Then the door of the box opened and in came Mozart....He sat there and began busying himself with an apparatus and some instruments that stood beside him. He took it very seriously, tightening this and screwing that, and I looked with wonder at his adroit and nimble fingers and wished that I might see them playing a piano for once. I watched him thoughtfully, or in a reverie rather, lost in admiration of his beautiful and skillful hands, warmed too, by the sense of his presence and a little apprehensive as well. Of what he was actually doing and of what it was that he screwed and manipulated, I took no heed whatever.--Herman Hesse, Steppenwolf, tr. Basil Creighton (New York: Holt, Rinehart & Winston, 1963, pp. 240-243).
I soon found, however, that he had fixed up a radio and put it in going order, and now he inserted the loudspeaker and said: "Munich is on the air. Concerto Grosso in F Major by Handel."
And in fact, to my indescribable astonishment and horror, the devilish tin trumpet spat out, without more ado, a mixture of bronchial slime and chewed rubber; that noise that owners of gramophones and radios have agreed to call music. And behind the slime and the croaking there was, sure enough, like an old master beneath a layer of dirt, the noble outline of that divine music. I could distinguish the majestic structure and the deep wide breath and the full broad bowing of the strings.
"My God," I cried in horror, "what are you doing, Mozart? Do you really mean to inflict this mess on me and yourself, this triumph of our day" the last victorious weapon in the war of extermination against art? Must this be, Mozart?"

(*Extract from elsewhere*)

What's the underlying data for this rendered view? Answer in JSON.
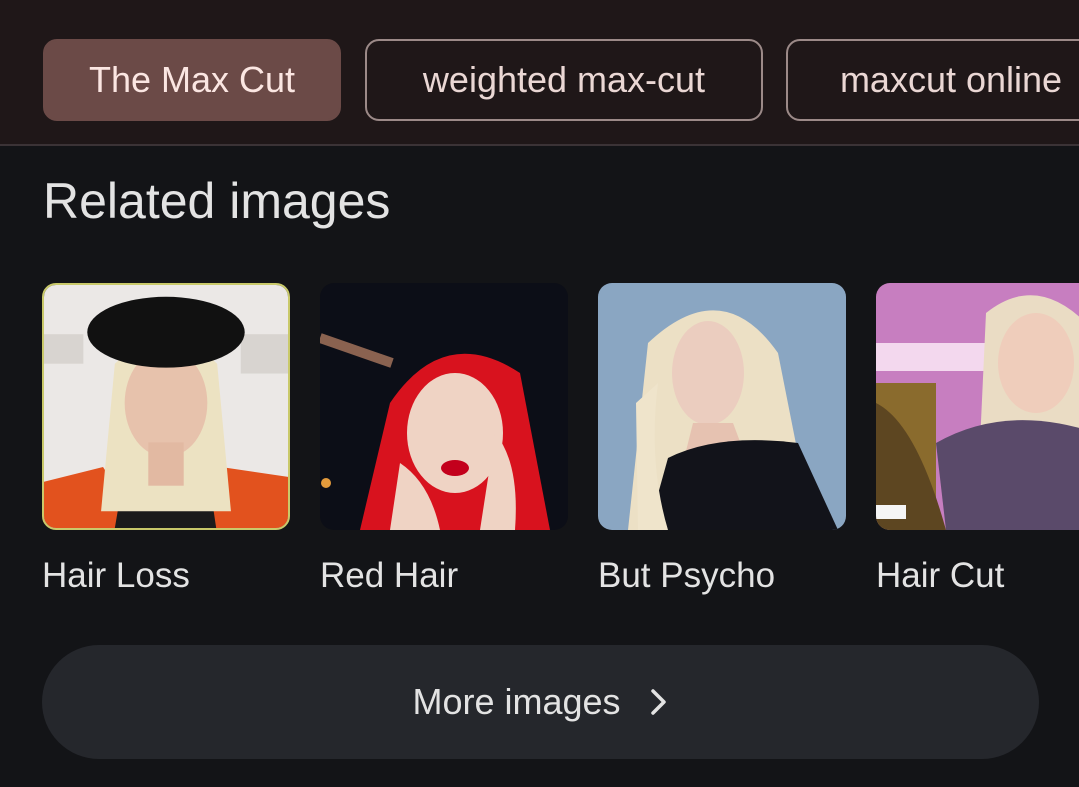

How the weird man laughed! And what a cold and eerie laugh! It was noiseless and yet everything was shattered by it. He marked my torment with deep satisfaction while he bent over the cursed screws and attended to the tin trumpet. Laughing still, he let the distorted, the murdered and murderous music ooze out and on; and laughing still, he replied:
"Please, no pathos, my friend! Anyway, did you observe the ritardando? An inspiration, eh? Yes, and now you tolerant man, let the sense of this ritardando touch you. Do you hear the basses? They stride like gods. And let this inspiration of old Handel penetrate your restless heart and give it peace. Just listen, you poor creature, listen without either pathos or mockery, while far away behind the veil of this hopelessly idiotic and ridiculous apparatus the form of this divine music passes by. Pay attention and you will learn something. Observe how this crazy funnel apparently does the most stupid, the most useless and the most damnable thing in the world. It takes hold of some music played where you please, without distinction, stupid and coarse, lamentably distorted, to boot, and chucks it into space to land where it has no business to be; and yet after all this it cannot destroy the original spirit of the music; it can only demonstrate its own senseless mechanism, its inane meddling and marring. Listen, then, you poor thing. Listen well. You have need of it. And now you hear not only a Handel who, disfigured by radio, is, all the same, in this most ghastly of disguises still divine; you hear as well and you observe, most worthy sir, a most admirable symbol of all life. When you listen to radio you are a witness of the everlasting war between idea and appearance, between time and eternity, between the human and the divine. Exactly, my dear sir, as the radio for ten minutes together projects the most lovely music without regard into the most impossible places, into respectable drawing rooms and attics and into the midst of chattering, guzzling, yawning and sleeping listeners, and exactly as it strips this music of its sensuous beauty, spoils and scratches and slimes it and yet cannot altogether destroy its spirit, just so does life, the so-called reality, deal with the sublime picture-play of the world and make a hurley-burley of it. It makes its unappetizing tone-slime of the most magic orchestral music. Everywhere it obtrudes its mechanism, its activity, its dreary exigencies and vanity between the ideal and the real, between orchestra and ear. All life is so, my child, and we must let it be so: and, if we are not asses, laugh at it. It little becomes people like you to be critics of radio or of life either. Better learn to listen first! Learn what is to be taken seriously and laugh at the rest."
And now I'm going to go find my old Deutsche Grammophon phonograph of Strauss's Also Sprach Zarathustra. For some reason, I feel the need to hear it.